The DiTME Project
Interdisciplinary research in music technology
3. Sound source separation
Sound source separation refers to the task of extracting individual sound sources from some number of mixtures of those sound sources. As an example, consider the task of listening in humans. We have two ears: this means that our auditory cortex receives two sound mixtures, one from each ear. Through complex neural processing, the brain is able to decompose these mixtures into perceptually separate auditory streams. A well-known phenomenon known as the ‘Cocktail Party Effect’ (cherry 1953) illustrates this process in action. In the presence of many speakers, humans exhibit the ability to tend to or focus on a single speaker despite the surrounding environmental noise. In the case of music audition we exhibit the ability to identify the pitch, timbre and temporal characteristics of individual sound sources within an ensemble music recording. This ability varies greatly from person to person and can be improved with practice but is present to some degree in most people. Even young children whilst singing along to a song on the radio are carrying out some form of sound source separation in order to discern which elements of the music correspond to a singing voice and which do not.

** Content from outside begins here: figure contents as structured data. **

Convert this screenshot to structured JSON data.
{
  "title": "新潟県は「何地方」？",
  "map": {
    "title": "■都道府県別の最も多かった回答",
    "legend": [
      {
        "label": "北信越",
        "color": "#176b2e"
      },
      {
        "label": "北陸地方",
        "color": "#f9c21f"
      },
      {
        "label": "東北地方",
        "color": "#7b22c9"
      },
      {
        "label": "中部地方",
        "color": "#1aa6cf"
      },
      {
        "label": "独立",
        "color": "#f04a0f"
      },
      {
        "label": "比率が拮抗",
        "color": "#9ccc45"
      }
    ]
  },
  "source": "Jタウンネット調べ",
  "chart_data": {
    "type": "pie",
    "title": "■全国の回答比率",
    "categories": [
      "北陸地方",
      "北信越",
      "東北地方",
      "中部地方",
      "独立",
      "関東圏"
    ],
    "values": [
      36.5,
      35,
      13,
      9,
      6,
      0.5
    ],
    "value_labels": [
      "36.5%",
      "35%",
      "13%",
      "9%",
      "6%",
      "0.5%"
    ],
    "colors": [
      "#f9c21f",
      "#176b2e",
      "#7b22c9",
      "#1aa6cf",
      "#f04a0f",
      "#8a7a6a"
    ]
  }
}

In engineering the same problem exists. A signal is observed which is known to be a mixture of several other signals. The goal is to separate this observed signal into the individual signals of which it is comprised. This is the goal of our research. In particular, our research is concerned with separating individual musical sound sources from ensemble music recordings for the purposes of audition, analysis, and transcription. Observing only the mixture (or mixtures) of these instruments, i.e. ‘the song’, we aim to recover each individual sound source present in the song. The applications of source separation include the following.
- Music education: A common problem for amateur musicians is that of identifying exactly which instrument is playing which note or notes in polyphonic music. A sound source separation facility would allow the user to take a standard musical recording such as a song on a compact disc, and extract an individual instrument part.
- Music transcription: Transcription is the process of transforming some set of audio events into some form of notation. In the case of music, it involves creating a musical score from audio. This task is usually carried out by humans and is both expensive and laborious. Computerised music transcription tools do exist but are limited to monophonic transcription, and are not yet highly perfected. Sound source separation allows a polyphonic mixture to be decomposed into several monophonic mixtures thus allowing current transcription techniques to be applied.
- Audio analysis: In many real-world scenarios, audio recordings can often be corrupted by unwanted noise from sound sources which are proximal to the source of interest. Forensic audio analysis is one such example. Source separation can facilitate the isolation of particular sounds of interest within badly corrupted recordings.
- Remixing and up mixing: Multi-channel audio formats are becoming increasingly popular, such as the Dolby 5.1 and DTS surround sound formats which have become standards in the film industry and are gaining ground in the music industry too. Up mixing is the process of generating several reproduction channels out of only one or two mixtures. Old films and music, for which the multi-track recordings are unavailable, could be remastered for today’s modern formats.
3.1 Existing approaches
Currently, the most prevalent approaches to this problem fall into one of two categories, Independent Component Analysis (ICA) (seeHyvarinen 1999and Casey 2000), and Computational Auditory Scene Analysis (CASA) (see Rosenthal and Okuno 1998). ICA is a statistical source separation method which operates under the assumption that the latent sources have the property of mutual statistical independence and are non-gaussian. In addition to this, ICA assumes that there are at least as many observation mixtures as there are independent sources. Since we are concerned with musical recordings, we will have at most only two observation mixtures, the left and right channels. This makes pure ICA unsuitable for the problem where more than two sources exist. One solution to the degenerate case (where sources outnumber mixtures) is the DUET algorithm (Jourjine et al. 2000; Rickard et al. 2001). This approach assumes that latent sources are disjoint orthogonal in the time-frequency domain. This assumption holds true for speech signals but not for musical signals, since western classical music is based on harmony which implies a significant amount of time-frequency overlap. CASA methods on the other hand, attempt to decompose a sound mixture into auditory events which are then grouped according to perceptually motivated heuristics (Bregman 1990), such as common onset and offset of harmonically related components, or frequency and amplitude co-modulation of components.